🤖 AI Summary
This study systematically evaluates open-source large language models (LLMs) for detecting conspiracy-theory content in real YouTube videos. Addressing platform-level misinformation risks, we compare zero-shot text-based LLMs (e.g., LLaMA), multimodal models (e.g., Qwen-VL), and fine-tuned RoBERTa baselines, using video metadata—including titles, descriptions, and subtitles—as input. Results show that text-based LLMs achieve high recall but suffer from substantially low precision; multimodal fusion yields no performance gain, confirming the dominance of textual features; and RoBERTa attains LLM-comparable performance with orders-of-magnitude fewer parameters, demonstrating strong generalization even without labeled data.
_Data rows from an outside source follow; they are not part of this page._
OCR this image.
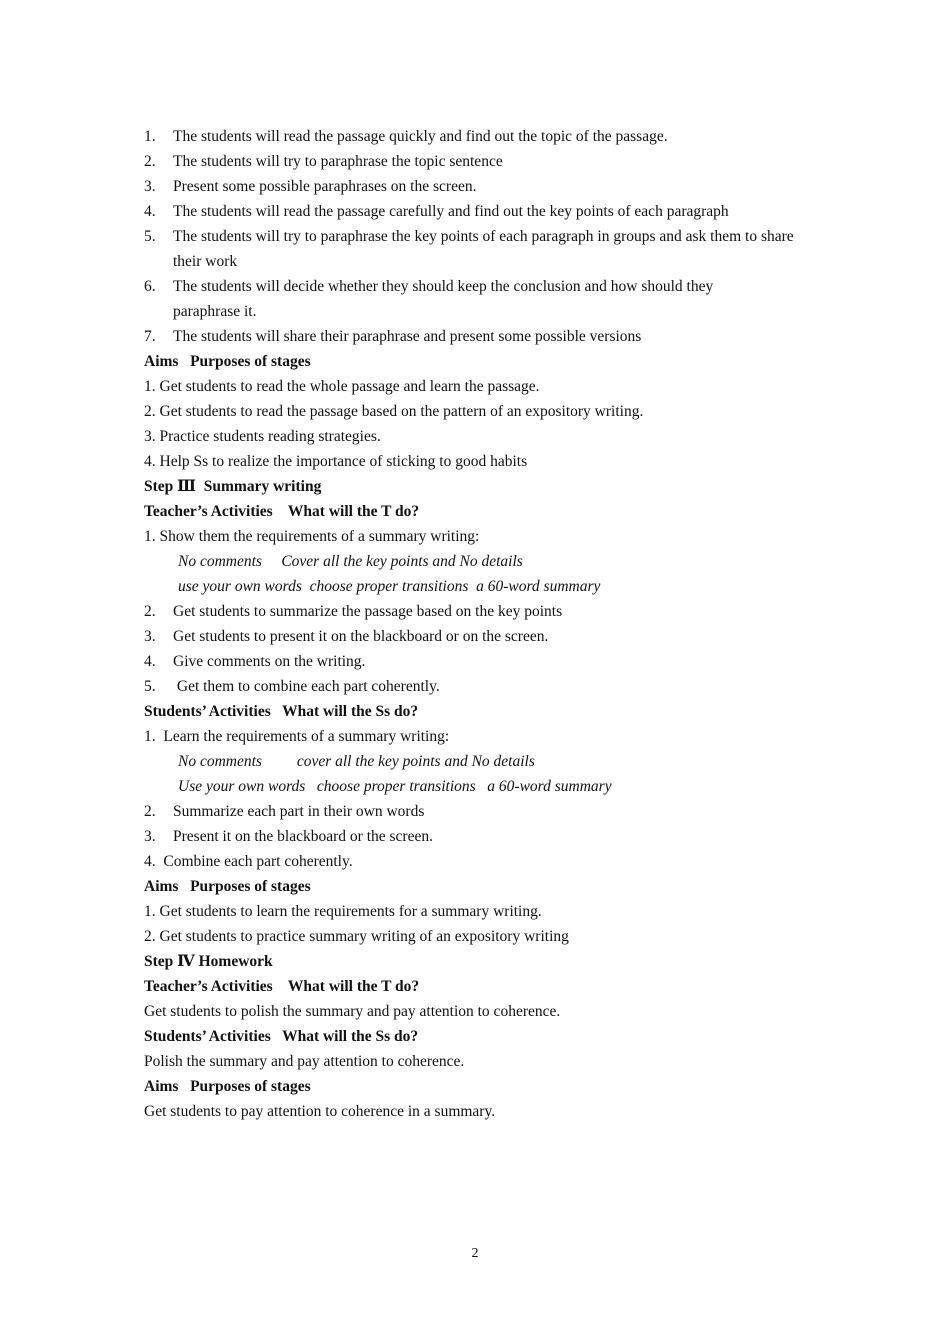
1.	The students will read the passage quickly and find out the topic of the passage.
2.	The students will try to paraphrase the topic sentence
3.	Present some possible paraphrases on the screen.
4.	The students will read the passage carefully and find out the key points of each paragraph
5.	The students will try to paraphrase the key points of each paragraph in groups and ask them to share their work
6.	The students will decide whether they should keep the conclusion and how should they paraphrase it.
7.	The students will share their paraphrase and present some possible versions
Aims   Purposes of stages
1. Get students to read the whole passage and learn the passage.
2. Get students to read the passage based on the pattern of an expository writing.
3. Practice students reading strategies.
4. Help Ss to realize the importance of sticking to good habits
Step Ⅲ  Summary writing
Teacher’s Activities    What will the T do?
1. Show them the requirements of a summary writing:
No comments     Cover all the key points and No details
use your own words  choose proper transitions  a 60-word summary
2.	Get students to summarize the passage based on the key points
3.	Get students to present it on the blackboard or on the screen.
4.	Give comments on the writing.
5.	Get them to combine each part coherently.
Students’ Activities   What will the Ss do?
1.  Learn the requirements of a summary writing:
No comments         cover all the key points and No details
Use your own words   choose proper transitions   a 60-word summary
2.	Summarize each part in their own words
3.	Present it on the blackboard or the screen.
4.  Combine each part coherently.
Aims   Purposes of stages
1. Get students to learn the requirements for a summary writing.
2. Get students to practice summary writing of an expository writing
Step Ⅳ Homework
Teacher’s Activities    What will the T do?
Get students to polish the summary and pay attention to coherence.
Students’ Activities   What will the Ss do?
Polish the summary and pay attention to coherence.
Aims   Purposes of stages
Get students to pay attention to coherence in a summary.
2
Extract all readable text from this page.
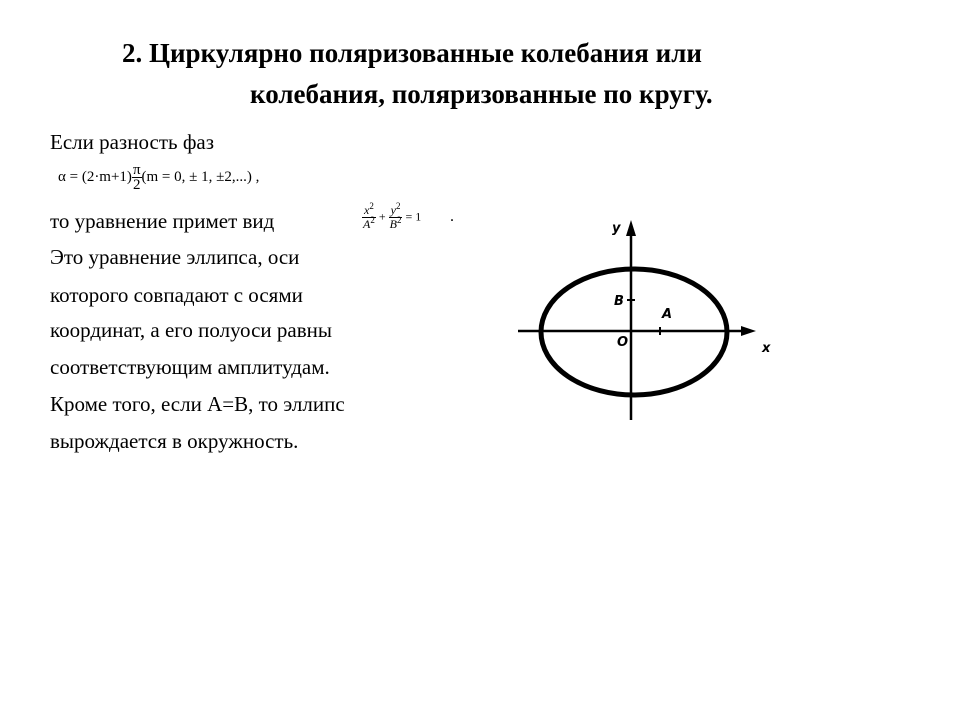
2. Циркулярно поляризованные колебания или
колебания, поляризованные по кругу.
Если разность фаз
$\alpha = (2\cdot m+1) \frac{\pi}{2} (m = 0$, ± 1, ±2,...) ,
то уравнение примет вид	$\frac{x^2}{A^2} + \frac{y^2}{B^2} = 1$ .
Это уравнение эллипса, оси
которого совпадают с осями
координат, а его полуоси равны
соответствующим амплитудам.
Кроме того, если А=В, то эллипс
вырождается в окружность.
y
x
O
B
A
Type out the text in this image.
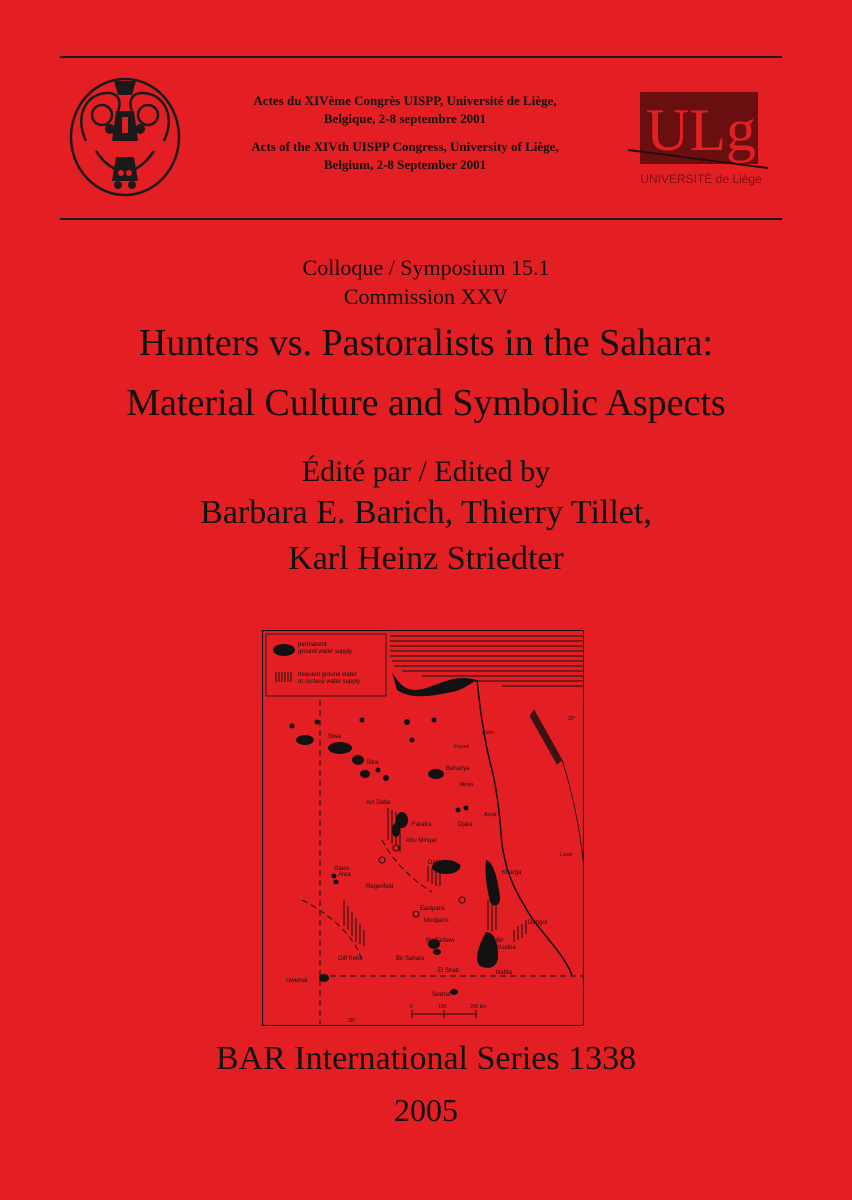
Actes du XIVème Congrès UISPP, Université de Liège,

Belgique, 2-8 septembre 2001

Acts of the XIVth UISPP Congress, University of Liège,

Belgium, 2-8 September 2001

ULg
UNIVERSITÉ de Liège
Colloque / Symposium 15.1
Commission XXV
Hunters vs. Pastoralists in the Sahara:
Material Culture and Symbolic Aspects
Édité par / Edited by
Barbara E. Barich, Thierry Tillet,
Karl Heinz Striedter
permanent
ground water supply
frequent ground water
or surface water supply
Siwa
Sitra
Bahariya
Fayum
Cairo
Minya
Asyut
Ain Dalla
Farafra	Djara
Abu Minqar
Glass
Area
Regenfeld
Dakhla
Kharga
Luxor
Eastpans
Mudpans	Dungul
Bir Tarfawi
Bir Sahara
Bir
Kiseiba
Gilf Kebir
El Shab	Nabta
Uweinat
Selima
25°
30°
0	100	200 km
BAR International Series 1338
2005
To our knowledge, this is the first empirical evaluation of open-source LLMs’ precision–recall trade-offs in authentic YouTube settings. Our findings highlight the practical utility of lightweight models under resource constraints and provide a deployable, scalable solution for platform-level misinformation mitigation.
📝 Abstract
As a leading online platform with a vast global audience, YouTube's extensive reach also makes it susceptible to hosting harmful content, including disinformation and conspiracy theories. This study explores the use of open-weight Large Language Models (LLMs), both text-only and multimodal, for identifying conspiracy theory videos shared on YouTube. Leveraging a labeled dataset of thousands of videos, we evaluate a variety of LLMs in a zero-shot setting and compare their performance to a fine-tuned RoBERTa baseline. Results show that text-based LLMs achieve high recall but lower precision, leading to increased false positives. Multimodal models lag behind their text-only counterparts, indicating limited benefits from visual data integration. To assess real-world applicability, we evaluate the most accurate models on an unlabeled dataset, finding that RoBERTa achieves performance close to LLMs with a larger number of parameters. Our work highlights the strengths and limitations of current LLM-based approaches for online harmful content detection, emphasizing the need for more precise and robust systems.